I will admit that I feel some panic about the financial implications of a second poor lambing in two years. Most shepherding books agree that a healthy single lamb is a break-even proposition at best. With all of the labor and capital I’ve put into the sheep, I’d really like to do a little better than breaking even and going unpaid.
My first thought was genetics- had I messed up my flock by using too much Cormo input? Cormos are known for producing fine fleece, and secondarily, for twinning a little more than half the time. Unfortunately, I haven’t been able to get much information about two of my rams, so I don’t know their twinning backgrounds. I blamed myself and my focus on fine wool. Should I get a Finnsheep (A breed of sheep known for having numerous lambs and for increasing lambing percentages in its offspring) to mix into the flock? Finnsheep have a very different kind of wool and are generally smaller than mine, so adding Finn genetics would bring big changes to the flock.

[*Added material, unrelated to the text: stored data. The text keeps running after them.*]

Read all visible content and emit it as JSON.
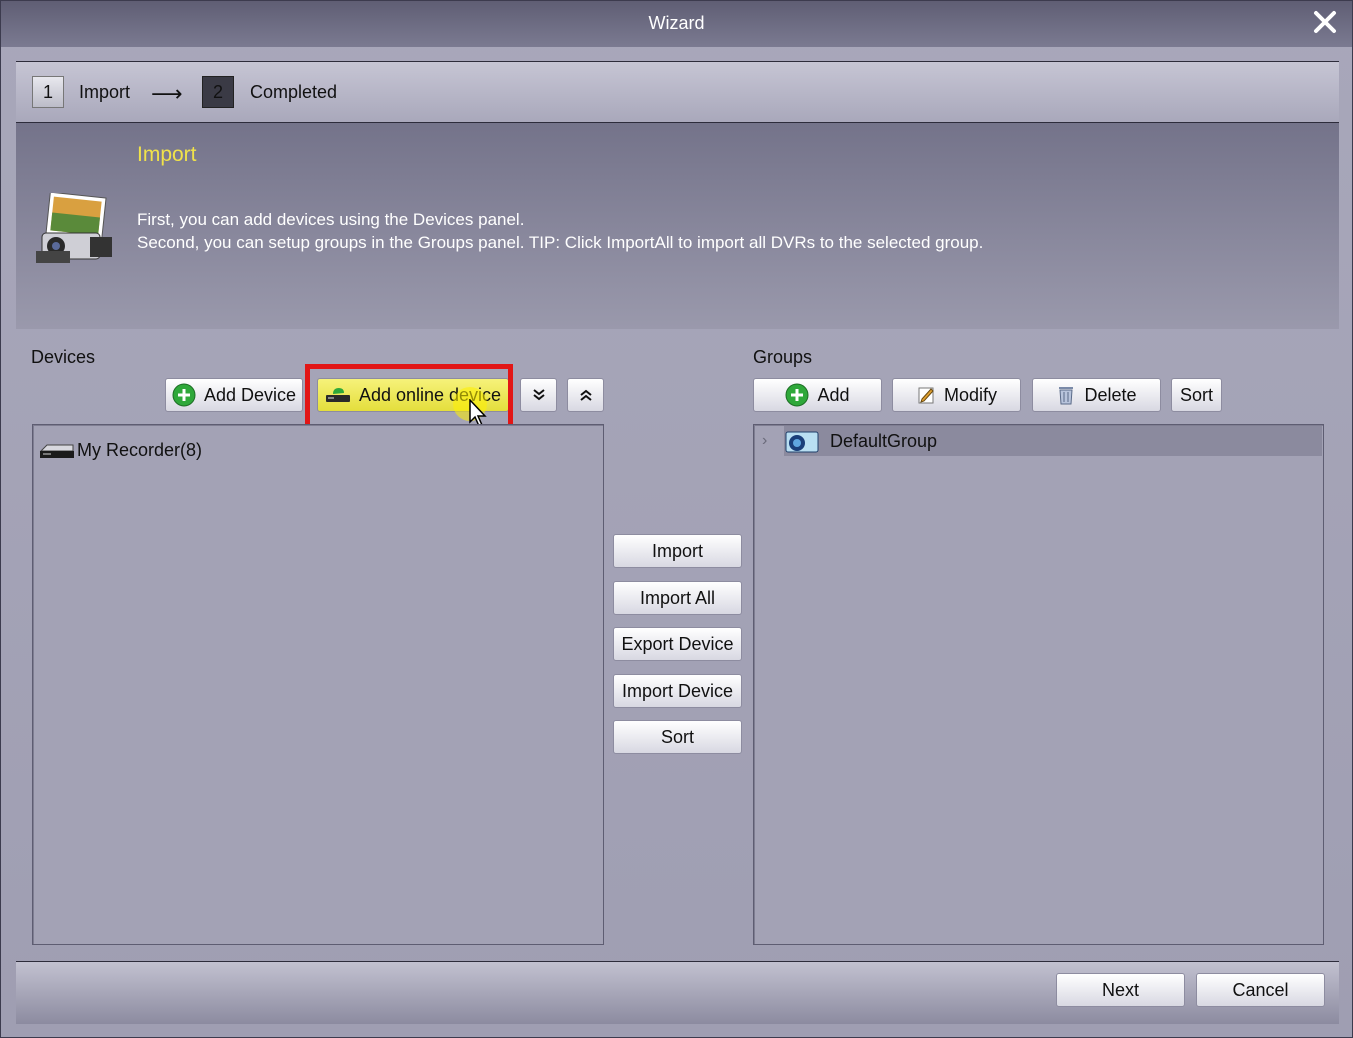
{
  "window": {
    "title": "Wizard",
    "close_icon": "close-icon"
  },
  "steps": [
    {
      "number": "1",
      "label": "Import"
    },
    {
      "number": "2",
      "label": "Completed"
    }
  ],
  "info": {
    "heading": "Import",
    "line1": "First, you can add devices using the Devices panel.",
    "line2": "Second, you can setup groups in the Groups panel. TIP: Click ImportAll to import all DVRs to the selected group."
  },
  "devices": {
    "title": "Devices",
    "buttons": {
      "add_device": "Add Device",
      "add_online_device": "Add online device"
    },
    "items": [
      {
        "label": "My Recorder(8)"
      }
    ]
  },
  "middle_buttons": [
    "Import",
    "Import All",
    "Export Device",
    "Import Device",
    "Sort"
  ],
  "groups": {
    "title": "Groups",
    "buttons": {
      "add": "Add",
      "modify": "Modify",
      "delete": "Delete",
      "sort": "Sort"
    },
    "items": [
      {
        "label": "DefaultGroup"
      }
    ]
  },
  "footer": {
    "next": "Next",
    "cancel": "Cancel"
  },
  "colors": {
    "highlight_box": "#e21616",
    "heading_yellow": "#f0e24a",
    "active_button": "#f0ec5a"
  }
}
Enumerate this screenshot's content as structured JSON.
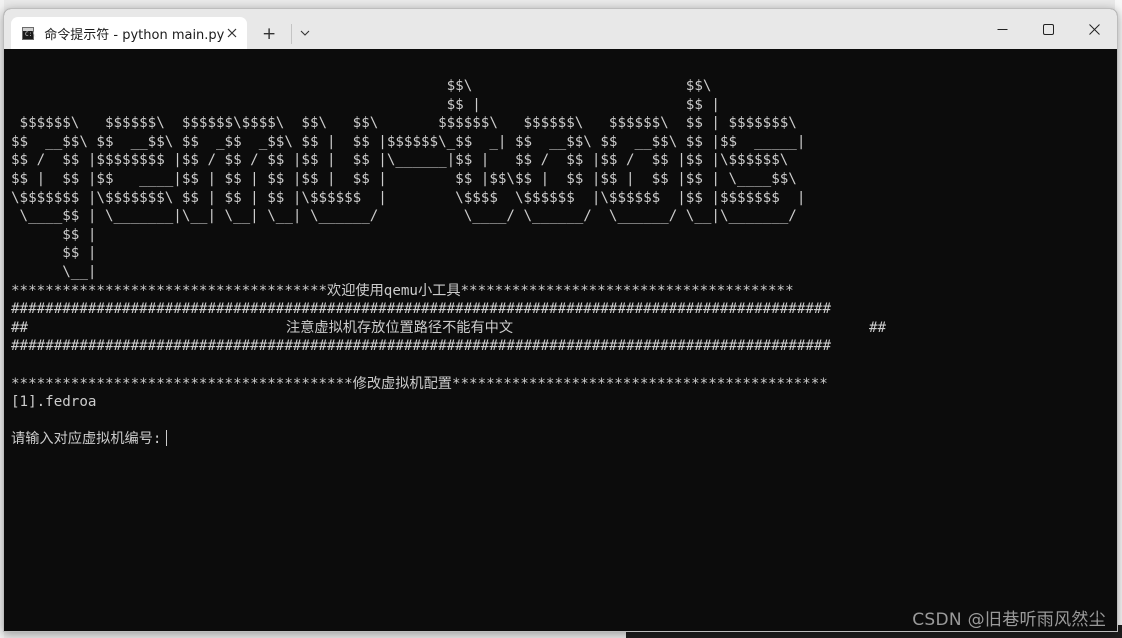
{
  "window": {
    "tab_title": "命令提示符 - python  main.py",
    "tab_icon": "cmd-icon",
    "new_tab_label": "+",
    "minimize_icon": "minimize-icon",
    "maximize_icon": "maximize-icon",
    "close_icon": "close-icon"
  },
  "terminal": {
    "banner": [
      "                                                   $$\\                         $$\\",
      "                                                   $$ |                        $$ |",
      " $$$$$$\\   $$$$$$\\  $$$$$$\\$$$$\\  $$\\   $$\\       $$$$$$\\   $$$$$$\\   $$$$$$\\  $$ | $$$$$$$\\",
      "$$  __$$\\ $$  __$$\\ $$  _$$  _$$\\ $$ |  $$ |$$$$$$\\_$$  _| $$  __$$\\ $$  __$$\\ $$ |$$  _____|",
      "$$ /  $$ |$$$$$$$$ |$$ / $$ / $$ |$$ |  $$ |\\______|$$ |   $$ /  $$ |$$ /  $$ |$$ |\\$$$$$$\\",
      "$$ |  $$ |$$   ____|$$ | $$ | $$ |$$ |  $$ |        $$ |$$\\$$ |  $$ |$$ |  $$ |$$ | \\____$$\\",
      "\\$$$$$$$ |\\$$$$$$$\\ $$ | $$ | $$ |\\$$$$$$  |        \\$$$$  \\$$$$$$  |\\$$$$$$  |$$ |$$$$$$$  |",
      " \\____$$ | \\_______|\\__| \\__| \\__| \\______/          \\____/ \\______/  \\______/ \\__|\\_______/",
      "      $$ |",
      "      $$ |",
      "      \\__|"
    ],
    "welcome_line": "*************************************欢迎使用qemu小工具***************************************",
    "hash_line_1": "################################################################################################",
    "notice_left": "##",
    "notice_text": "注意虚拟机存放位置路径不能有中文",
    "notice_right": "##",
    "hash_line_2": "################################################################################################",
    "modify_line": "****************************************修改虚拟机配置********************************************",
    "vm_item": "[1].fedroa",
    "prompt": "请输入对应虚拟机编号:"
  },
  "watermark": "CSDN @旧巷听雨风然尘"
}
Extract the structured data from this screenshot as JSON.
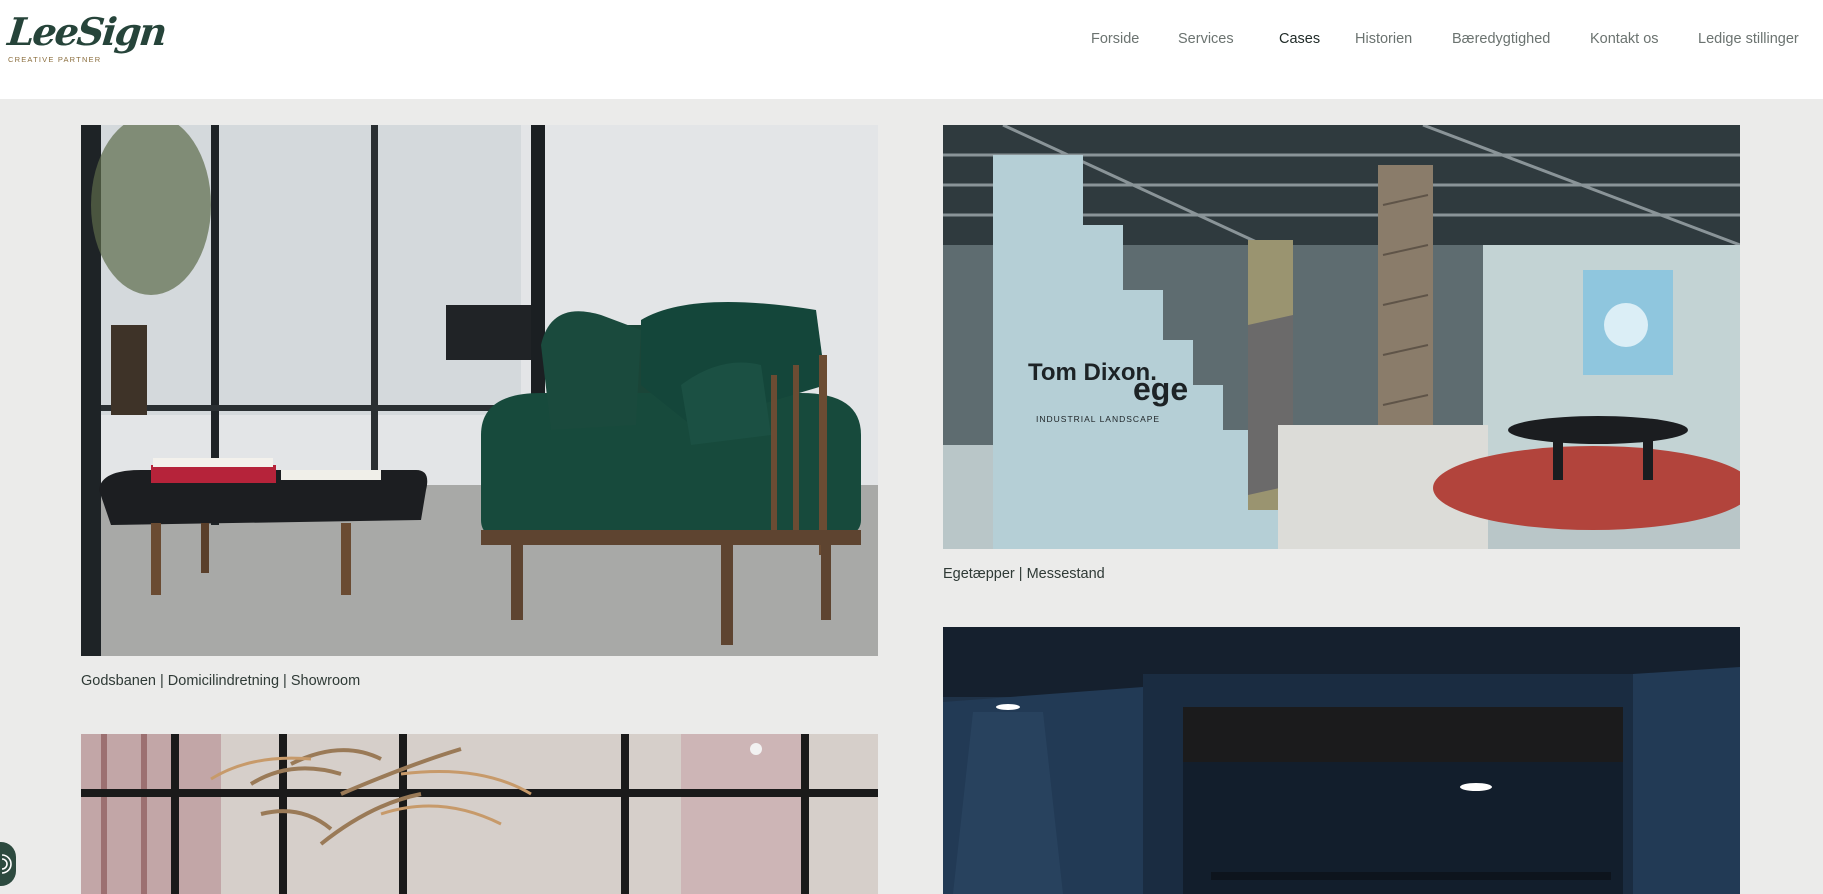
{
  "brand": {
    "name": "LeeSign",
    "tagline": "CREATIVE PARTNER"
  },
  "nav": {
    "items": [
      {
        "label": "Forside"
      },
      {
        "label": "Services"
      },
      {
        "label": "Cases"
      },
      {
        "label": "Historien"
      },
      {
        "label": "Bæredygtighed"
      },
      {
        "label": "Kontakt os"
      },
      {
        "label": "Ledige stillinger"
      }
    ],
    "active": "Cases"
  },
  "cases": [
    {
      "caption": "Godsbanen | Domicilindretning | Showroom"
    },
    {
      "caption": "Egetæpper | Messestand"
    },
    {
      "caption": ""
    },
    {
      "caption": ""
    }
  ],
  "stand": {
    "brand_left": "Tom Dixon.",
    "brand_right": "ege",
    "subtitle": "INDUSTRIAL LANDSCAPE"
  },
  "colors": {
    "brand_green": "#26443a",
    "accent_gold": "#8c6f3f",
    "nav_text": "#6b7370",
    "page_bg": "#ebebea"
  },
  "icons": {
    "accessibility": "accessibility-icon"
  }
}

Picture now the ubiquitous “Keep Calm and Carry On” meme from WWII Britain. Substitute “Call UVM Extension Agent Joe Emenheiser” for “Carry On” and you’ve got my calmer response to the issue. I really admire Joe’s dedication to profitable shepherding, and his extensive knowledge can only impress. Joe pointed out that Vermont is very selenium deficient. Not only could selenium deficiency be to blame for the tough amniotic sacs that have caused a few stillbirths in my flock in past years, but it might also have diminished the fertility of my later generations. Perhaps my original sheep were well able to cope with low selenium, but offspring of the Cormos and Corriedales I’ve since added might have increased need for selenium that I’m not meeting. So I haven’t destroyed my gene pool. I simply need to better meet their needs.
With relief that the problem is fixable. I began supplementing selenium last fall, and intend to continue adding selenium as much as is safe to do so.